Supreme Court Takes Up Pregnancy Discrimination, More

Supreme Court Takes Up Pregnancy Discrimination, More Photo: Carmen Shields via Wikimedia Commons

The U.S. Supreme Court on Tuesday put final touches on the October 2013 term by adding eight cases to next term’s docket that raise issues including pregnancy discrimination, religious speech and false-claims actions during wartime.

The justices also used their last orders list to dispose of cases they had been holding pending decisions in argued cases involving the same questions. The court vacated lower court rulings in three cases related to their landmark ruling Monday in Burrell v. Hobby Lobby, the challenge to the contraceptive coverage requirement in the Affordable Care Act; and two cases pressing challenges to the recess appointments to the National Labor Relations Board which the justices resolved in NLRB v. Noel Canning.

All of the cases go back to the lower courts for review in light of the justices’ rulings.

The pregnancy-discrimination case granted review is Young v. United Postal Service. Peggy Young was a driver and was required to be able to lift, push or pull items weighing 70 pounds. After becoming pregnant, she sought light duty assignments and was told they were not available to employees with pregnancy-related limitations—only to employees injured on the job or eligible for accommodations under the Americans With Disabilities Act.

Young claims United Parcel Service Inc. violated her rights under the Pregnancy Discrimination Act, and asks the high court to reverse her defeat in the U.S. Court of Appeals for the Fourth Circuit. The Obama administration had urged the court to deny review.

In Reed v. Town of Gilbert, Pastor Clyde Reed of the Good News Community Church is challenging a Gilbert, Ariz., ordinance that imposes stricter time limits on the display of temporary church signs than on the display of other temporary noncommercial signs.

Under Gilbert’s ordinance, Reed’s counsel writes, political signs can be up to 32 square feet, displayed for many months, and unlimited in number. An ideological sign can be up to 20 square feet, displayed indefinitely, and unlimited in number. The church’s signs can only be six square feet, may be displayed for no more than 14 hours, and are limited to four per property.

The ordinance, Reed charges, violates the First Amendment. He is asking the justices to reverse a 2-1 panel ruling of the Ninth Circuit.

The False Claims Act case, Kellogg Brown & Root Services v. United States ex rel. Benjamin Carter, arises out of the armed conflict in Iraq, where Kellogg provided logistical services to the U.S. military. In 2006, Carter brought a False Claims Act suit alleging Kellogg had fraudulently billed the government for work in Iraq.

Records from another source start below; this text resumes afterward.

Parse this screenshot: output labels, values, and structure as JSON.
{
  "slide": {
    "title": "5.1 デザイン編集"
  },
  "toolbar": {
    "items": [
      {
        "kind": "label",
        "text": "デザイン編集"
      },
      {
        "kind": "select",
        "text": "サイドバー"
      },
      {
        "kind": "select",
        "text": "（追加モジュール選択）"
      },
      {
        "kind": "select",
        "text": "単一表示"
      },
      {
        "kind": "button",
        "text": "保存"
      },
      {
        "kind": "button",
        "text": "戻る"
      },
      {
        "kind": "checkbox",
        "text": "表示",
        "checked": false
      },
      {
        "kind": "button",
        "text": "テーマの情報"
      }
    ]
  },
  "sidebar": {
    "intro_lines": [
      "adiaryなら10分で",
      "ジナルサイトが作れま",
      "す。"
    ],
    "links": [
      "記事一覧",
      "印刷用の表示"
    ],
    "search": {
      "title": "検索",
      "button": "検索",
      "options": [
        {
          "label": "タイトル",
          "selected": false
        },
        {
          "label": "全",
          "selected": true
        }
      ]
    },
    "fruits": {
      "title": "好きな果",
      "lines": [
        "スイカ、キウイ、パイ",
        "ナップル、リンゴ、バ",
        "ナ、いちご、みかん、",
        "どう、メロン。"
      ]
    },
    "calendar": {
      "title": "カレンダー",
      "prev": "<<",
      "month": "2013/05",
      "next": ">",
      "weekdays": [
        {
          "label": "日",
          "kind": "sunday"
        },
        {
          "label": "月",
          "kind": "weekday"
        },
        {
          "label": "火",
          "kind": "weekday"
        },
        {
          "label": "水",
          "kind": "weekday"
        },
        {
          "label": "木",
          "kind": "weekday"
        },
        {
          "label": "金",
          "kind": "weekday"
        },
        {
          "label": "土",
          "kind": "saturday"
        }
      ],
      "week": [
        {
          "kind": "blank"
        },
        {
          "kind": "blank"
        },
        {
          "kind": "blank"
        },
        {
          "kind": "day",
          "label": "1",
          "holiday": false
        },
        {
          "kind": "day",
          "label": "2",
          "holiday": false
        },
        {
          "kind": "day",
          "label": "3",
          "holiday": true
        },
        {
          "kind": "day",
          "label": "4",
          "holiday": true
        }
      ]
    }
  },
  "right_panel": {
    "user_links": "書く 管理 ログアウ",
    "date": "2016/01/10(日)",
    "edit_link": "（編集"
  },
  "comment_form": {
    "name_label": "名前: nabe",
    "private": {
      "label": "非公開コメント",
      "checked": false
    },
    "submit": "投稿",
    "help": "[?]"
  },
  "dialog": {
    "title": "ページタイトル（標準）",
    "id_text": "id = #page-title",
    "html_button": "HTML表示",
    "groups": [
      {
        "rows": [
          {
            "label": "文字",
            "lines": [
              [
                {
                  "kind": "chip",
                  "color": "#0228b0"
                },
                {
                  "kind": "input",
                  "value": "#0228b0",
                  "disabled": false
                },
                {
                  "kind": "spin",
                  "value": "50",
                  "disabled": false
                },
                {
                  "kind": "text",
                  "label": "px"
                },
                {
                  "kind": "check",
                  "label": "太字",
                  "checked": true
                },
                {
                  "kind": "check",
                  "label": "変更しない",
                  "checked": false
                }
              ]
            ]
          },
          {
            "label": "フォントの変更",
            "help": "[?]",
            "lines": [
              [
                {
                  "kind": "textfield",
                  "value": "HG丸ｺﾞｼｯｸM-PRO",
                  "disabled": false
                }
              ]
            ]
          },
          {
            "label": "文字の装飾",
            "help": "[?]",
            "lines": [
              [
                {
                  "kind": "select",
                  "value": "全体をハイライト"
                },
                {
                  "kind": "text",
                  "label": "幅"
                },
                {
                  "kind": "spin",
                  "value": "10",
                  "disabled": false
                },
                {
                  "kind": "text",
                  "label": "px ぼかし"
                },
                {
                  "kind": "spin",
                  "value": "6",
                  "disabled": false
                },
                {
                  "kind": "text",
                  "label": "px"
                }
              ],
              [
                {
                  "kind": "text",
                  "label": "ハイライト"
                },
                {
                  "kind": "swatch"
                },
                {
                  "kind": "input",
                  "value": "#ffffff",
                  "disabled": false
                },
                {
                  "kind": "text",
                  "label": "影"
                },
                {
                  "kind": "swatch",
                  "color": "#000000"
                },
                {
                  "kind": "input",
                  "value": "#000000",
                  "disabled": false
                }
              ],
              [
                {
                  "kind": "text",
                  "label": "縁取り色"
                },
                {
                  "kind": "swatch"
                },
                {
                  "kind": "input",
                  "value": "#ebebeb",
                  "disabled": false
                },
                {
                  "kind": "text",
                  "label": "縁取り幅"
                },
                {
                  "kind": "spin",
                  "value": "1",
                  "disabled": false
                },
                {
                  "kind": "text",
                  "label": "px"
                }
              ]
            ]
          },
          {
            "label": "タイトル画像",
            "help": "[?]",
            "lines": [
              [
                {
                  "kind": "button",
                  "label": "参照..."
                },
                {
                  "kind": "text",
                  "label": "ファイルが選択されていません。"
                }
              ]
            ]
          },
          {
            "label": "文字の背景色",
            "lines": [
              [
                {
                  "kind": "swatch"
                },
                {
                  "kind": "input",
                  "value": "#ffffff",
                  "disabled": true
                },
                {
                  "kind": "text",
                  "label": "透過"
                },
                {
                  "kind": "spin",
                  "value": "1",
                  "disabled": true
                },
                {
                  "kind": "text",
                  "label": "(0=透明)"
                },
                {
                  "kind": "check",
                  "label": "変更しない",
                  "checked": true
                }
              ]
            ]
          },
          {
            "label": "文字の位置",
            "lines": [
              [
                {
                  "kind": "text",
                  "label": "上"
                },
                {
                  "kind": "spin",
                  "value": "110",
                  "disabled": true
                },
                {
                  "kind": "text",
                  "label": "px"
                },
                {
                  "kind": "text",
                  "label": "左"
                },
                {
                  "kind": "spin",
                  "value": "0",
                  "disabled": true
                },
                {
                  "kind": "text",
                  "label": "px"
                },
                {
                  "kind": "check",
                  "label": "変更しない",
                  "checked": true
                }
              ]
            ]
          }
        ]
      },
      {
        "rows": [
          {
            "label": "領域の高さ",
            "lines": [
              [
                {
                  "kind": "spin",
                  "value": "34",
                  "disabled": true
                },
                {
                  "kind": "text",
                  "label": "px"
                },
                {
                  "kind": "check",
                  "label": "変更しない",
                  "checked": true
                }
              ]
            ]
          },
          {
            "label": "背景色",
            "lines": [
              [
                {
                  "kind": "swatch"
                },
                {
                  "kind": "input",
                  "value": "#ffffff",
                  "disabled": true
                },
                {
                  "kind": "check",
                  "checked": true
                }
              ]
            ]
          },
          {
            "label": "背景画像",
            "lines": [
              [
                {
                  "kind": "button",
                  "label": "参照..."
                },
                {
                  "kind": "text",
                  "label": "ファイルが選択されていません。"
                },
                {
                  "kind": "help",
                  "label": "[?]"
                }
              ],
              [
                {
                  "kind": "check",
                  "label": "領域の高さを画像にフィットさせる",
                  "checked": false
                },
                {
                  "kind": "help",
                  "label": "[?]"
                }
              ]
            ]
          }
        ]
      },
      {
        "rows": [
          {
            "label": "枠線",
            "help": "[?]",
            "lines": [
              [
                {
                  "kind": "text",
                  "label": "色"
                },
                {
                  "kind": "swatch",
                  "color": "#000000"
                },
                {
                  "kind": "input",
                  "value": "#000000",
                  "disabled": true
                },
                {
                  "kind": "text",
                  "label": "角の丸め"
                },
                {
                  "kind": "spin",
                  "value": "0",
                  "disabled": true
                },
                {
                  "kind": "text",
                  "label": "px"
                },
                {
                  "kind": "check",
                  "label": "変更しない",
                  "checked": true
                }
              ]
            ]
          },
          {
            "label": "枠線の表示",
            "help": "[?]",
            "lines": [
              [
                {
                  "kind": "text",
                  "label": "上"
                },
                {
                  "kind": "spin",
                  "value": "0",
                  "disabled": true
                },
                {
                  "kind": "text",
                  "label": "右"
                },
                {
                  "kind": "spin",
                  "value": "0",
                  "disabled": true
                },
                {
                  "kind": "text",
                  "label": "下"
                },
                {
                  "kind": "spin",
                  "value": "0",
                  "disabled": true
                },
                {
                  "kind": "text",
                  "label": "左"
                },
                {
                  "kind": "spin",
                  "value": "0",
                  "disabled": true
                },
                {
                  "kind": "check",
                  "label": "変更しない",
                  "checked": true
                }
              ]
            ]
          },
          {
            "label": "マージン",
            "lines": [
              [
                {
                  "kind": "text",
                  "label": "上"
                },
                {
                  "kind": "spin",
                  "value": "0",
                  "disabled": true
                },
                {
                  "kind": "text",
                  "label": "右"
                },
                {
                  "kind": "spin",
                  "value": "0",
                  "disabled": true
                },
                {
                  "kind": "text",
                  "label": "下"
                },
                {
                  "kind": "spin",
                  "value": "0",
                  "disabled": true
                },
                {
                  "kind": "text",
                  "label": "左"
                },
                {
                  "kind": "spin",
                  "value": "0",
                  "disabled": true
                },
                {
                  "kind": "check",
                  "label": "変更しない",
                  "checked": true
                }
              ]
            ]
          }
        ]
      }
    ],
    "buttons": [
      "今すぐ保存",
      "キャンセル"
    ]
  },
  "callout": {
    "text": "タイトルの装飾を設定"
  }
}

The questions before the high court involve the Wartime Suspension of Limitations Act and whether it applies to a civil fraud claim brought by a private person under the False Claims Act. The justices also will examine the “first-to-file” provision of the False Claims Act.

Other cases added to the docket are:

  • Oneok Inc. v. Lear Jet Inc.: preemption under the Natural Gas Act.
  • Alabama Dept. of Revenue v. CSX Transportation: unlawful tax discrimination against a rail carrier.
  • B&B Hardware v. Hargis Industries: relitigation of a Trademark Trial and Appeal Board’s finding of a likelihood of confusion.
  • Wellness International Network v. Sharif: bankruptcy courts’ power to enter final orders based on litigant consent.
  • Direct Marketing Association v. Brohl: the Tax Injunction Act and federal court jurisdiction over a suit by nontaxpayers.